Tonight’s Broadcast

Tonight’s broadcast is all but drowned out                                         
by my fellow small-town diners, who, with the ring                           
of a bell take refuge from the late autumn chill. 

But I gather from the flickering TV that pedestrians
still stalk the impatient sidewalks of our great cities
resigned to life’s thousands of petty grievances.

I can feel their fatigue in my bones,
the ankle twisted on the subway stairs,
and the need for a drink;

even, while at the same time,
a group of boys in another part of the city
divines the future in a heap of broken glass.

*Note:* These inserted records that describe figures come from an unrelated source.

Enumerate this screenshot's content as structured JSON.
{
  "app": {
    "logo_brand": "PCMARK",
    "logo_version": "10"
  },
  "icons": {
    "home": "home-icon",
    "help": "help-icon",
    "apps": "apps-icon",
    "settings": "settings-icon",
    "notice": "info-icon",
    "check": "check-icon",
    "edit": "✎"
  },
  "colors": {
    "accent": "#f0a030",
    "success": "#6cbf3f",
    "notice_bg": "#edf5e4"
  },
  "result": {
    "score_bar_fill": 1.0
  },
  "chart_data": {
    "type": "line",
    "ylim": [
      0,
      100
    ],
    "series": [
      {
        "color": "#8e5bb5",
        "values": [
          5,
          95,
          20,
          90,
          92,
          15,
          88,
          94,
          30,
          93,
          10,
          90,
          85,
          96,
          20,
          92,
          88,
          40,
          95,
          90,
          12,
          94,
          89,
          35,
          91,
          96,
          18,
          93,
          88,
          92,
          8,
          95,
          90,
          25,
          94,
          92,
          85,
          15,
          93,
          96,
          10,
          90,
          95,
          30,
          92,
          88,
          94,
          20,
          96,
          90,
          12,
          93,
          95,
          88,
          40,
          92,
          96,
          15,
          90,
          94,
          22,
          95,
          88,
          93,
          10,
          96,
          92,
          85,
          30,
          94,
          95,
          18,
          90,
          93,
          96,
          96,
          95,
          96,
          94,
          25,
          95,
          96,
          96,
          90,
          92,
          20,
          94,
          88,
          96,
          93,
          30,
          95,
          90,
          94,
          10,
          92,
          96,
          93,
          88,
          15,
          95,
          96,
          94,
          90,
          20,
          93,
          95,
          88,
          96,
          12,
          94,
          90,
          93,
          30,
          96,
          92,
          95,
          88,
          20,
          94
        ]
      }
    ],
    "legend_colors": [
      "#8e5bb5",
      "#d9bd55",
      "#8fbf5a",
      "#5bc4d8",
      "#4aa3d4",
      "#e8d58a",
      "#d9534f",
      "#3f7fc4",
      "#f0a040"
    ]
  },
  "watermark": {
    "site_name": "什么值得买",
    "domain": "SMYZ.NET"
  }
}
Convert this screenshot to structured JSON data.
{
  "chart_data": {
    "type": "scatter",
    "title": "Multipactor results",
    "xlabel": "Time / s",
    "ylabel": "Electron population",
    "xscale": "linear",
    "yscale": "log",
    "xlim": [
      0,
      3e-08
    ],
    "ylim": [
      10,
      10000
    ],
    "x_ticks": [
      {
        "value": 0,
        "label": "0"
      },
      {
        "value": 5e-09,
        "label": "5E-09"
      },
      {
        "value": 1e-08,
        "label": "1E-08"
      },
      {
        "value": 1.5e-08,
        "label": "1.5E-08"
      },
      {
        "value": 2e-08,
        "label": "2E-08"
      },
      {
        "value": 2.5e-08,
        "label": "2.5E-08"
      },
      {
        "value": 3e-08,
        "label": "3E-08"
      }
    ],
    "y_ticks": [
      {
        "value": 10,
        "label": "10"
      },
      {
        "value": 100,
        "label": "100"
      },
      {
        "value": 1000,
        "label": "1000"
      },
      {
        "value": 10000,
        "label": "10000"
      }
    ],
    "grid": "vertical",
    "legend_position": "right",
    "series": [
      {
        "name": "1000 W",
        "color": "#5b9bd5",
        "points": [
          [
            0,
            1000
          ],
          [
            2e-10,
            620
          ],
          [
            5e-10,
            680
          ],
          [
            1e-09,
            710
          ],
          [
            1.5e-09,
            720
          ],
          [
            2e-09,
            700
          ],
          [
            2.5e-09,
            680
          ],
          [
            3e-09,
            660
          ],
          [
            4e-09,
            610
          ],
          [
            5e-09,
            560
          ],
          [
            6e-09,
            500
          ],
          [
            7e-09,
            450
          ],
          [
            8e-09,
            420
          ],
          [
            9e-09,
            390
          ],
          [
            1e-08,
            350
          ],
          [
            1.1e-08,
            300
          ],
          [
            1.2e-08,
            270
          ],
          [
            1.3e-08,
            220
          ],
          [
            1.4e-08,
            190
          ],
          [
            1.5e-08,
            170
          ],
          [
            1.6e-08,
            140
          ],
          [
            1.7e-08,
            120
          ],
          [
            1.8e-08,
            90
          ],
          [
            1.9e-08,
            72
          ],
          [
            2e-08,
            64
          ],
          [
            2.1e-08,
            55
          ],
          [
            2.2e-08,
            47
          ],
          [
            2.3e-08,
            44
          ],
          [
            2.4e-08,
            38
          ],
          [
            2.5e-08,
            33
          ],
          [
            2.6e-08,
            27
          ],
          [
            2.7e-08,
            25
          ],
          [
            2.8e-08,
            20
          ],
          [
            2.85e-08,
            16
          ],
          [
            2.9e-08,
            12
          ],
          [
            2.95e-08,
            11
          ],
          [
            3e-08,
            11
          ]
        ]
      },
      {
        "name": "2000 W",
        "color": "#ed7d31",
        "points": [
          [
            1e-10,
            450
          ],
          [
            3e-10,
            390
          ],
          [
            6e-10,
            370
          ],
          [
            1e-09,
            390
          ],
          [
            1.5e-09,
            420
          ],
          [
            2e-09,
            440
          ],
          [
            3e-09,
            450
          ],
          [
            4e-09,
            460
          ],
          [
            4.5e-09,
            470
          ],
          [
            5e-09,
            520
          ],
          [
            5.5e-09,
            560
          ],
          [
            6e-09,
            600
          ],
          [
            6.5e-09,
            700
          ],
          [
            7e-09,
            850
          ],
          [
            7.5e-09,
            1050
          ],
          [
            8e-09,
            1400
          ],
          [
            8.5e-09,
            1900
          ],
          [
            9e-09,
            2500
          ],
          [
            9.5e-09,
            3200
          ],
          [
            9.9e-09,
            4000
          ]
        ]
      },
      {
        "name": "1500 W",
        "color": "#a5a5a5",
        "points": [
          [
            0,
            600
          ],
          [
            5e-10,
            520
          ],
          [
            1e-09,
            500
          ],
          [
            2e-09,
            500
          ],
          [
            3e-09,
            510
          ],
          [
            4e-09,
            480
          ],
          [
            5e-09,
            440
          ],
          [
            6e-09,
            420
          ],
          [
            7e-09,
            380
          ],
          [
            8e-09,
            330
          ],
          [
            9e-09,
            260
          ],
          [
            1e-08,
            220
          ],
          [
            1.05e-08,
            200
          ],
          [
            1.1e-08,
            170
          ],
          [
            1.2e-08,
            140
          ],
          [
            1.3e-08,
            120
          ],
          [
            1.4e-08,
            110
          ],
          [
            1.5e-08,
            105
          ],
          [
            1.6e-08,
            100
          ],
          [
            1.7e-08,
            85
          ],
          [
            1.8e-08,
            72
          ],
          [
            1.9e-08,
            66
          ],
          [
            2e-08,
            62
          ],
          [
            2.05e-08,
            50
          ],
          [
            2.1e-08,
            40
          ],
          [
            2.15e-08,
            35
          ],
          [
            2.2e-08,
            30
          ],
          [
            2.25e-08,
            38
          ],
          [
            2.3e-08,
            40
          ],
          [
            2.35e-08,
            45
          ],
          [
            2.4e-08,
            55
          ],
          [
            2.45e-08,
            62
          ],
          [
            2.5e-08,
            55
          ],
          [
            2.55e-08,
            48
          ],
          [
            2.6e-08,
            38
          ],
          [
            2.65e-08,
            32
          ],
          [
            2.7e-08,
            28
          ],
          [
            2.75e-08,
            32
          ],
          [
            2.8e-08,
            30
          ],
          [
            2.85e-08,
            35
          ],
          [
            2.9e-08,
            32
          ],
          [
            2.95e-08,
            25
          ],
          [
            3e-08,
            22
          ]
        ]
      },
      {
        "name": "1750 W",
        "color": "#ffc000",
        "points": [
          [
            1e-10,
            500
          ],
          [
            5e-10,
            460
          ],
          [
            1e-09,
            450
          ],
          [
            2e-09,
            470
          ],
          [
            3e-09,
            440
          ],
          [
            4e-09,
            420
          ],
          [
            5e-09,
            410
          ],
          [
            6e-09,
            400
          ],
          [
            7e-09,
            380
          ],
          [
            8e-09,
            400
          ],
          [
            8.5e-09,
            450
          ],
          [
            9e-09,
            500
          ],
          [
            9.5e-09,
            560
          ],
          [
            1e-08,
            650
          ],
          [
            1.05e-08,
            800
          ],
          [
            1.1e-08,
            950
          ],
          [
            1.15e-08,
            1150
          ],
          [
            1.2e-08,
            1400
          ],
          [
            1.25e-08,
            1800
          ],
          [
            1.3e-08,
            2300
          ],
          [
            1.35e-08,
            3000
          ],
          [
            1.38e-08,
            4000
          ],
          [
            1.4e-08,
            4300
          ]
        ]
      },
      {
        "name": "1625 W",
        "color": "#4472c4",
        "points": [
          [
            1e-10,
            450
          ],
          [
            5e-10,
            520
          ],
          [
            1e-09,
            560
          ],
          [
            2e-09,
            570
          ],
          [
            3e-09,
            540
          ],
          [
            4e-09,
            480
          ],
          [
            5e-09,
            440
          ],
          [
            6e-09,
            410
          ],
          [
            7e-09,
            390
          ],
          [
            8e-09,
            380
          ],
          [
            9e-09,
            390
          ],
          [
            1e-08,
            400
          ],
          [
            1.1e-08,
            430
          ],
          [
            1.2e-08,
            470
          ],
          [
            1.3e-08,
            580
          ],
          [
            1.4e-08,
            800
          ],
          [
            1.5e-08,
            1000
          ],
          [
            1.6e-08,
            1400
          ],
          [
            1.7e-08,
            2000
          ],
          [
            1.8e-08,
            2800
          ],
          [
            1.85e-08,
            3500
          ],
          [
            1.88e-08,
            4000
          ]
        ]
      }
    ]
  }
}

Here in the hinterlands, Dolores, the waitress

in her faded gray dress, refills my coffee
and with quivering lips conveys her pride
that her boy has gone off to serve.

From throughout this patch of the provinces
and all across the land, boys in their prime
are cut down like winter wheat.

I start to tell her something, but she turns
and doesn’t hear; one more voice, like the clatter
of cutlery, added to the general din.

Most of the folks in here are also tired,
and try to keep warm from the steam of their coffee
that rises to shroud the windows.

But the banker with the bright pink face
and the doughy hands seems jolly; he cracks
a joke and winks as Dolores walks away.

I’m not sure why I want to take a meat cleaver to his fat fingers,       
since I am as complicit in all of this as he,
and he did, after all, once almost approve me for a loan.

But, before I leave, I lean across his booth to write
a few choice words in the steam of the window, then
once out the door, kick a frozen doughnut to the curb.